Sunday, March 30, 2008

Saturday night at the Coliseum

Because I am lazy. Because I did not watch the game. I give you more words of others:

Surviving Grady:
Well, that was interesting. Possibly the most surreal game I've ever watched. The stadium looked unfinished with metal towers jutting up in unlikely spots. The home plate radar guy appeared at times to be sitting on the umpire's shoulders. People milled around foul territory and a peanut vendor made a few sales to bored infielders. That's spring training.

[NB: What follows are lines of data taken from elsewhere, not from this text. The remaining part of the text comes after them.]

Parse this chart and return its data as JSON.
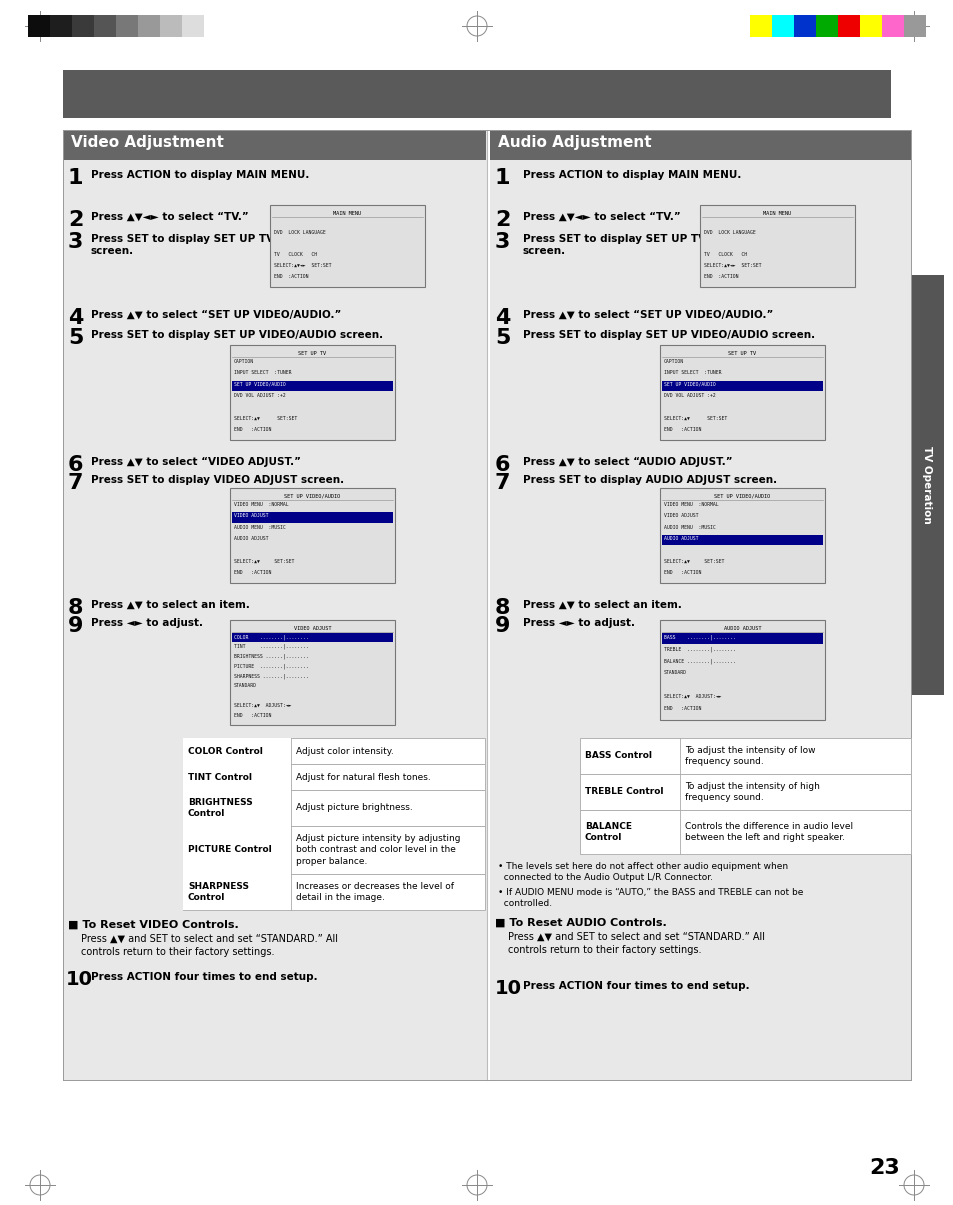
{
  "page_bg": "#ffffff",
  "header_bar_color": "#5a5a5a",
  "section_header_color": "#666666",
  "light_gray_col": "#e8e8e8",
  "sidebar_color": "#555555",
  "table_border": "#aaaaaa",
  "screen_bg": "#e8e8e8",
  "screen_border": "#888888",
  "highlight_bg": "#000066",
  "color_bars_left": [
    "#0d0d0d",
    "#1e1e1e",
    "#3a3a3a",
    "#555555",
    "#787878",
    "#999999",
    "#bbbbbb",
    "#dddddd"
  ],
  "color_bars_right": [
    "#ffff00",
    "#00ffff",
    "#0033cc",
    "#00aa00",
    "#ee0000",
    "#ffff00",
    "#ff66cc",
    "#999999"
  ],
  "video_title": "Video Adjustment",
  "audio_title": "Audio Adjustment",
  "sidebar_label": "TV Operation",
  "page_number": "23",
  "video_table": [
    {
      "term": "COLOR Control",
      "def": "Adjust color intensity.",
      "rows": 1
    },
    {
      "term": "TINT Control",
      "def": "Adjust for natural flesh tones.",
      "rows": 1
    },
    {
      "term": "BRIGHTNESS\nControl",
      "def": "Adjust picture brightness.",
      "rows": 2
    },
    {
      "term": "PICTURE Control",
      "def": "Adjust picture intensity by adjusting\nboth contrast and color level in the\nproper balance.",
      "rows": 3
    },
    {
      "term": "SHARPNESS\nControl",
      "def": "Increases or decreases the level of\ndetail in the image.",
      "rows": 2
    }
  ],
  "audio_table": [
    {
      "term": "BASS Control",
      "def": "To adjust the intensity of low\nfrequency sound.",
      "rows": 2
    },
    {
      "term": "TREBLE Control",
      "def": "To adjust the intensity of high\nfrequency sound.",
      "rows": 2
    },
    {
      "term": "BALANCE\nControl",
      "def": "Controls the difference in audio level\nbetween the left and right speaker.",
      "rows": 2
    }
  ],
  "video_reset_title": "To Reset VIDEO Controls.",
  "video_reset_text": "Press ▲▼ and SET to select and set “STANDARD.” All\ncontrols return to their factory settings.",
  "audio_reset_title": "To Reset AUDIO Controls.",
  "audio_reset_text": "Press ▲▼ and SET to select and set “STANDARD.” All\ncontrols return to their factory settings.",
  "audio_notes": [
    "• The levels set here do not affect other audio equipment when\n  connected to the Audio Output L/R Connector.",
    "• If AUDIO MENU mode is “AUTO,” the BASS and TREBLE can not be\n  controlled."
  ]
}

More surreal than the time Jose Canseco pitched? Let's not get crazy here.

Red Sox Monster:
It actually reminds me a great deal of the backyard whiffle ball field I played on as a kid, complete with the ridiculously cheap left field home runs, deep right field (had to hit it over the driveway at my house for a home run) and the tens of thousands of adoring fans (OK, so that was in my own 10-year-old mind).

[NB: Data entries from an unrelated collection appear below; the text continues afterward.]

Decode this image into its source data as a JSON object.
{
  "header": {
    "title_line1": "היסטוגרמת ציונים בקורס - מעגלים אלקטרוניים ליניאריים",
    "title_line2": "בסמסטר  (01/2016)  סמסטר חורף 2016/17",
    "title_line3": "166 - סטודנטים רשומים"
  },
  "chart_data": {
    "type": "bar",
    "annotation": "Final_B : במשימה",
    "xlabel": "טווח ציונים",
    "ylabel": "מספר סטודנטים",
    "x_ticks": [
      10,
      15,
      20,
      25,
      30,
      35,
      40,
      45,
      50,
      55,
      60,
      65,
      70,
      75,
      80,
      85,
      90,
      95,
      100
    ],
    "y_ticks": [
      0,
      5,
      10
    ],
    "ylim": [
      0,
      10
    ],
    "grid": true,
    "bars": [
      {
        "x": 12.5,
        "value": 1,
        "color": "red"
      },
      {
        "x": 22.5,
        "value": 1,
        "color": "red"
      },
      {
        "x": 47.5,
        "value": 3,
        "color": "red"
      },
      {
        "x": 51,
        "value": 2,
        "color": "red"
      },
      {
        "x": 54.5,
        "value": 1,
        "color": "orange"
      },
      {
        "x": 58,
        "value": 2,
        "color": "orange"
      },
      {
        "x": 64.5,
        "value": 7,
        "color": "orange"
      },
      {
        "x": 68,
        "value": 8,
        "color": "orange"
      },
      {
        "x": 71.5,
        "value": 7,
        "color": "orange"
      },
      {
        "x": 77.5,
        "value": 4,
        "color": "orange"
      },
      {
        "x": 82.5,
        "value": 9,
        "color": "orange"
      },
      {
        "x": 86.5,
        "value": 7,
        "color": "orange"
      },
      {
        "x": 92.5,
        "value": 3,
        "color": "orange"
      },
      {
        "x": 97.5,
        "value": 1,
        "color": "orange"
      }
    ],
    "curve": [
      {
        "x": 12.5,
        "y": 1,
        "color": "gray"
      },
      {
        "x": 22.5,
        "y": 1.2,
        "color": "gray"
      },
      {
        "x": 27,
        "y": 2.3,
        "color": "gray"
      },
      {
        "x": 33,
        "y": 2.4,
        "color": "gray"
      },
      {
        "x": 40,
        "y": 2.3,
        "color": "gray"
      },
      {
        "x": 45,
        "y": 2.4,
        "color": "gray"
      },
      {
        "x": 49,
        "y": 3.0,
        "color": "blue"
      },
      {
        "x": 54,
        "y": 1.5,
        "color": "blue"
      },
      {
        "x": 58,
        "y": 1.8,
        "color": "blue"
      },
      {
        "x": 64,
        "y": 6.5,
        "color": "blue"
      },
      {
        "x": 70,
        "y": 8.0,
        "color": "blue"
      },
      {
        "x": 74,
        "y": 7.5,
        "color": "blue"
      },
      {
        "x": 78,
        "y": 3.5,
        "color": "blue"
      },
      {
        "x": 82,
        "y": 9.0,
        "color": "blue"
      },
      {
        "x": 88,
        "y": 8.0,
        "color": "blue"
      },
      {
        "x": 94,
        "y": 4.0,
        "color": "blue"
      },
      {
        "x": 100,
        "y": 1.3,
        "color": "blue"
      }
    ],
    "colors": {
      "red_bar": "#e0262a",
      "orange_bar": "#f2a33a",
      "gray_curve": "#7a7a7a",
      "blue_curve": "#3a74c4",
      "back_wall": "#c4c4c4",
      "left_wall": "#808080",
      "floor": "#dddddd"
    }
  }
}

The field I honed my skills on was very much like the Polo Grounds. Well, more like a bowling alley than the Polo Grounds, really. A bowling alley with trees scattered throughout. It was years before I realized that the reason I hit almost exclusively line drives up the middle in little league (not a bad approach, per se) was because I was trained at a young age to know that hitting it to either left or right would result in the ball being lost in a dense patch of poison ivy laden woods. It was years before I realized that my older brother made me retrieve the balls not because, as he said, I was "good at finding them," but because he enjoyed seeing me suffer with the poisonous ivies. And years more before I realized that the dense patch of poison ivy laden woods does not exist in most baseball diamonds. Except for Wrigley. As for the wiffle ball field of years later. Bryan can speak on that better than I. Jesus, we had ground rules arguments about once an inning. Except for when I was busy walking in runs. Then the ground rules didn't come into play so much.

MLB.com:
Perhaps Dr. Charles Steinberg, chief of marketing for the Dodgers, captured best the lure of "the opportunity to take people back to the time in their lives when they may have fallen in love with baseball."

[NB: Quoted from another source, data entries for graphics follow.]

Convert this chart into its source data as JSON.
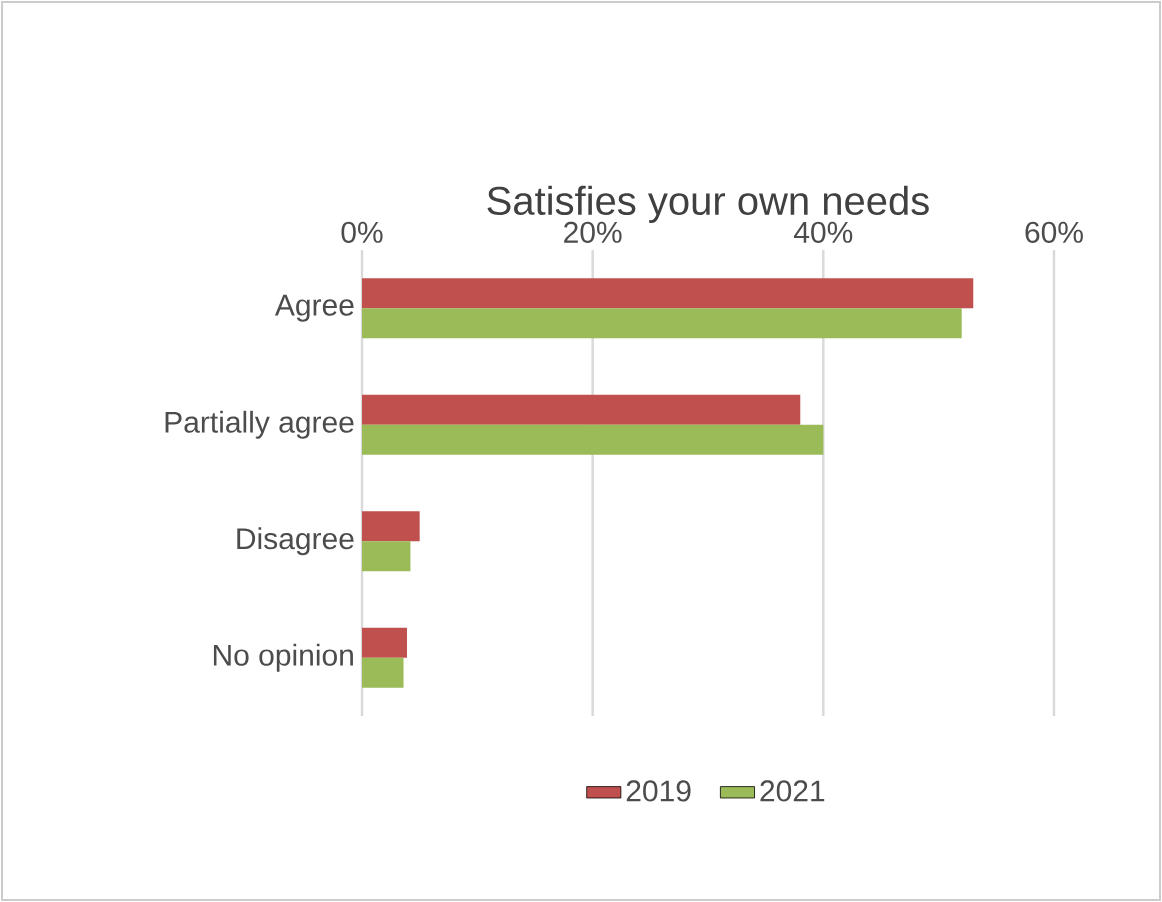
{
  "chart_data": {
    "type": "bar",
    "orientation": "horizontal",
    "title": "Satisfies your own needs",
    "categories": [
      "Agree",
      "Partially agree",
      "Disagree",
      "No opinion"
    ],
    "series": [
      {
        "name": "2019",
        "color": "#c0504d",
        "values": [
          53,
          38,
          5,
          3.9
        ]
      },
      {
        "name": "2021",
        "color": "#9bbb59",
        "values": [
          52,
          40,
          4.2,
          3.6
        ]
      }
    ],
    "xlim": [
      0,
      60
    ],
    "xticks": [
      {
        "value": 0,
        "label": "0%"
      },
      {
        "value": 20,
        "label": "20%"
      },
      {
        "value": 40,
        "label": "40%"
      },
      {
        "value": 60,
        "label": "60%"
      }
    ],
    "grid": "x",
    "legend": "bottom"
  }
}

Honestly, I'm kind happy he's gone. He did some nice things. The whole Ted Williams at the All Star Game thing was great. But on the whole he's one gimmicky sob.

Extra Bases:
Q: Did it feel gimmicky?
Tito: Yeah I mean in between every inning (there was ceremony), but everyone understood why and whoever was responsible did a good job. We knew what was going on and you just talk about before the game, the key to the night was being flexible.
It was OK.

Ah yes, that's the work of Dr. Steinberg. And you know what, it that does sound just like the time I may have fallen in love with baseball. Except for the whole ceremonies between every inning part.

Sh*********:
The Dodgers' Nomar Garciaparra addressed the crowd, then their manager, Joe Torre, took the mike and said, "There's not a better way to do this than against the Boston Red Sox . . . excuse me, the world champion Boston Red Sox. For some reason, it doesn't bother me to say that anymore."

I knew it! I knew he loves us.

Oh, Sox won 7-4. Wake was sharp. Kevin Ca$h hit a three-run dong. Papelbon gave up a home run.